The next day Kaymer posted a second straight 65. This gave him a 6-stroke lead which tied the record of the largest lead held after two rounds. This record is currently shared with Rory McIlroy and Tiger Woods.
Kaymer showed that he was human in round three with a 72. The conditions that day were a bit tougher, scoring average for the field was almost +4! In fact, only two golfers went under-par that day, Rickie Fowler and Erik Compton.
In the final round, Kaymer came home with a 69 to win by eight shots. His total score was the second-lowest in US Open history and he became the fourth European winner in five years! 65-65-72-69=271(-9). This victory was the culmination of many years of hard work having rebuilt and modified his swing. It was the perfect reward for his hard work and commitment to his game.
An Unforgettable US Open Week
Kaymer just completely outplayed the competition that week. Only three players, Kaymer, Fowler and Compton managed to play the tournament under-par. This was Martin’s second major title having won the 2010 PGA Championship at Whistling Straits, which he won in a play-off against Bubba Watson.
The US Open is the hardest test in golf.
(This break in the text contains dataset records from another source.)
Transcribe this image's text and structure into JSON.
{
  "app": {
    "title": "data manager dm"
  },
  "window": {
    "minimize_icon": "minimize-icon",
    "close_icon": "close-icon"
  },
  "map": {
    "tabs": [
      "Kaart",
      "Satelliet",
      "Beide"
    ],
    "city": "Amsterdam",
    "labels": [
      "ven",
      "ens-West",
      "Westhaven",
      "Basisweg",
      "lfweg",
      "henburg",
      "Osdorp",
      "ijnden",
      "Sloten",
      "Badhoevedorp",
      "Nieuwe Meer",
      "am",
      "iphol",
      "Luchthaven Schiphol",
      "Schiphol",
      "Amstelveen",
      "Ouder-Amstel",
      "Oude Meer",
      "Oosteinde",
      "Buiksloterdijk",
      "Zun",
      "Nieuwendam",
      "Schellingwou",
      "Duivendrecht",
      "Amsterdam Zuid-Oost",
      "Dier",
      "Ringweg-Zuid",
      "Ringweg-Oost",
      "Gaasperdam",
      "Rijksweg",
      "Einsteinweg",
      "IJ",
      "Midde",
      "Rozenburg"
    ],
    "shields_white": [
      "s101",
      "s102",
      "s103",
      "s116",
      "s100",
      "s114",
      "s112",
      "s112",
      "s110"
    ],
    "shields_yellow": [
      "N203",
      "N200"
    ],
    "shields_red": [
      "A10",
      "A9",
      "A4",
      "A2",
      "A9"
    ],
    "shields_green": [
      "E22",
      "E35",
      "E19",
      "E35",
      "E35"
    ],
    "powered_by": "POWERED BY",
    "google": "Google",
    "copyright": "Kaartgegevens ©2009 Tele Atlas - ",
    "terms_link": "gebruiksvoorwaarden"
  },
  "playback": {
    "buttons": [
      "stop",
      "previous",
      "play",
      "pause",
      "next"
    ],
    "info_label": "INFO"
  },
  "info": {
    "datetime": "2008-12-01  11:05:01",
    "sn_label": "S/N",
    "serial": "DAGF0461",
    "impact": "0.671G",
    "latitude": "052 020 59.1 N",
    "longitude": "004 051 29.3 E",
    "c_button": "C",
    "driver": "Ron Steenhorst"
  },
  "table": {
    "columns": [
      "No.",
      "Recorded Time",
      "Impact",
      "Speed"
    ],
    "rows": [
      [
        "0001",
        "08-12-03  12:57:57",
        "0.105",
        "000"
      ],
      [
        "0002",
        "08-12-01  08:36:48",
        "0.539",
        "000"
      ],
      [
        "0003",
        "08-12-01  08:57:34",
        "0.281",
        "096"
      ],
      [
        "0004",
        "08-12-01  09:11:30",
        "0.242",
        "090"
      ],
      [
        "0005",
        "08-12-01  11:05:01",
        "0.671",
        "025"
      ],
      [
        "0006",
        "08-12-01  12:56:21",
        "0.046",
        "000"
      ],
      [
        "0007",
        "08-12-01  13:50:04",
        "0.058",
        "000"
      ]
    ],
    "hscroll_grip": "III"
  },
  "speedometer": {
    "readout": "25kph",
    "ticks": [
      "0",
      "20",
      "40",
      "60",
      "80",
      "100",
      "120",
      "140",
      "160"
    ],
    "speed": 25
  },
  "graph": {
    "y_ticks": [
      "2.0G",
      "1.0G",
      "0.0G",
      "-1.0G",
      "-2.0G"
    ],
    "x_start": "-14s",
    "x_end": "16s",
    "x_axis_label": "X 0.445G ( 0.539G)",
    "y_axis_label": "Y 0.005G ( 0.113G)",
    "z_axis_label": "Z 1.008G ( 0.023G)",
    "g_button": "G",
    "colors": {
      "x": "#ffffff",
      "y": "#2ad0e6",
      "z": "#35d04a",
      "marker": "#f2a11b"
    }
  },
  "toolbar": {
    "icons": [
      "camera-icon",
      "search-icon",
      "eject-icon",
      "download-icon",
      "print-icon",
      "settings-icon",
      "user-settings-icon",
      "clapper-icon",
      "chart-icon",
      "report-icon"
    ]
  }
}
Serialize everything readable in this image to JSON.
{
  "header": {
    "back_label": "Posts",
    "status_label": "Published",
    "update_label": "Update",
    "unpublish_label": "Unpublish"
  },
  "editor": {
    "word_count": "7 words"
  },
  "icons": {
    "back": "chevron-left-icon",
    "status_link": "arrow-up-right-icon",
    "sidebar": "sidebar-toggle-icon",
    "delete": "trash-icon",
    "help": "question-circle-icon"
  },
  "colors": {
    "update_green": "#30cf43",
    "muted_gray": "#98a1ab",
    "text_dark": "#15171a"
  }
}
The USGA take no prisoners when they are setting up the course for championship week. It is only those with a complete game who can compete. That week, every single aspect of Kaymer’s game was working perfectly. From the tee he was solid, 7th in the field in distance from the tee and 9th in accuracy. He was also 3rd in the field in putts-taken with only a single three-putt. Walking up to the final green with such a sizeable lead must have been such an incredible feeling.
Bo Van Pelt made a statement that week that summed-up Kaymer’s game nicely. After watching the incredible pair of 65s, “Tiger Woods 2000 is here,” Van Pelt said. “He just looks like Martin Kaymer this week.”
The key to that week was that Kaymer was patient, sensible and clinical. What was clear was that when he had chances, he took them and when he had issues he took his medicine.
“Acceptance,” said his caddie, Craig Connelly. “Sometimes bogeys are as good as pars at the U.S. Open.”